Mike Smyth: Ban foreign real-estate purchases, Weaver says

Mike Smyth: Ban foreign real-estate purchases, Weaver says

Columnist Mike Smyth talks to B.C. Green party Leader Andrew Weaver about his call for a ban on foreign real-estate ownership.

New Zealand just imposed a ban on foreign real-estate purchases in a bid to rein in a runaway market where locals can’t afford to buy.

Now, B.C. Green party Leader Andrew Weaver says the province should do the same thing.

“We should clamp down and say, ‘Look, real estate is not a commodity for offshore speculation — it’s for a place for people to live,” Weaver said Monday. “We need to be bold. We need to start progressively, moving to a complete ban on foreign ownership. The time has come.”

The New Zealand foreign-buyers ban applies to existing homes in the country and kicked in Jan. 1.

The New Zealand government said offshore speculators — especially from Mainland China — were buying-up homes and driving prices beyond the reach of local residents.

Weaver believes that the same flood of offshore capital has distorted the B.C. market.

“There are 7.5 billion people in the world — that’s an awful lot of capital out there looking for a place to be parked,” Weaver said. “We are a province of just 4.5 million people, with some of the most beautiful properties in the world. You know why the prices have gone crazy here. Money is being parked in residential real estate as a speculative investment. It’s gotten to the point where people can’t afford to live in the cities where they work.”

The Canada Mortgage and Housing Corp. reported last month that only 4.8 per cent of Vancouver homes were owned by non-residents.

But Weaver points to a study by Transparency International Canada, an anti-corruption group based at Ontario’s York University, that found nearly half of the most-expensive property purchases in Vancouver were conducted through shell companies, nominees and trusts.
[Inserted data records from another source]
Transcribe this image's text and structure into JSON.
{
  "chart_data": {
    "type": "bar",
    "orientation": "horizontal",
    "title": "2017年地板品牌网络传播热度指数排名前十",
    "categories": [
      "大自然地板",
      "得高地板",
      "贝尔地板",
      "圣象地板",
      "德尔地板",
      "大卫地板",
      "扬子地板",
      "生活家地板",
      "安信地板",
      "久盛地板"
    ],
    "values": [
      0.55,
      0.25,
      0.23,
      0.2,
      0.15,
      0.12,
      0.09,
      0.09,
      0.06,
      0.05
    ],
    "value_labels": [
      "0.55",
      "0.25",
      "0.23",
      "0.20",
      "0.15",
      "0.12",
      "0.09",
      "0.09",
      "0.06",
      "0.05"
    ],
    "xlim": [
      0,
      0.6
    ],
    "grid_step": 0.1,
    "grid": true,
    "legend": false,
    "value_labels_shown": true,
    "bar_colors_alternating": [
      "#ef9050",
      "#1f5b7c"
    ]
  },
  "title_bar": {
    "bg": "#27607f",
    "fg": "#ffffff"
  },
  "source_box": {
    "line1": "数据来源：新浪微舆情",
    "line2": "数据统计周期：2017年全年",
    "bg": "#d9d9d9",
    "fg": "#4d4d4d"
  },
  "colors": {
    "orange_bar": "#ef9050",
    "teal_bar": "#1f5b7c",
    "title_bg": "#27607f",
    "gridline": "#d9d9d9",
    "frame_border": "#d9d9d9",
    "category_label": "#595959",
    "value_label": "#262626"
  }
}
“If you’re in a partnership, you can buy real estate from offshore and avoid paying the foreign-buyers tax,” he said.

B.C.’s NDP government is looking at ways to make housing more affordable, but Finance Minister Carole James said a foreign-buyers ban isn’t on.

“A ban on foreign ownership of homes is not being considered,” James told Vancouver Sun columnist Dan Fumano. “British Columbians are proud to welcome thousands of newcomers each year who help strengthen our province.”

But Weaver said James doesn’t appear to understand the problem.

“The problem is not the people who are coming here, the problem is the people who are not coming here,” he said. “We’re not talking about immigrants or refugees. We’re talking about people sitting in office towers around the world who dump capital here as a safe haven to park their money.”

Weaver said the B.C. government should take immediate steps to investigate real-estate loopholes that allow offshore buyers to scoop up properties while keeping their identities and locations a secret.

In the meantime, he said he’s considering introducing a private-member’s bill to ban offshore real-estate purchases if the government doesn’t act. It’s just one more pressure point on James and the New Democrats as they prepare to bring in their first, full budget next month.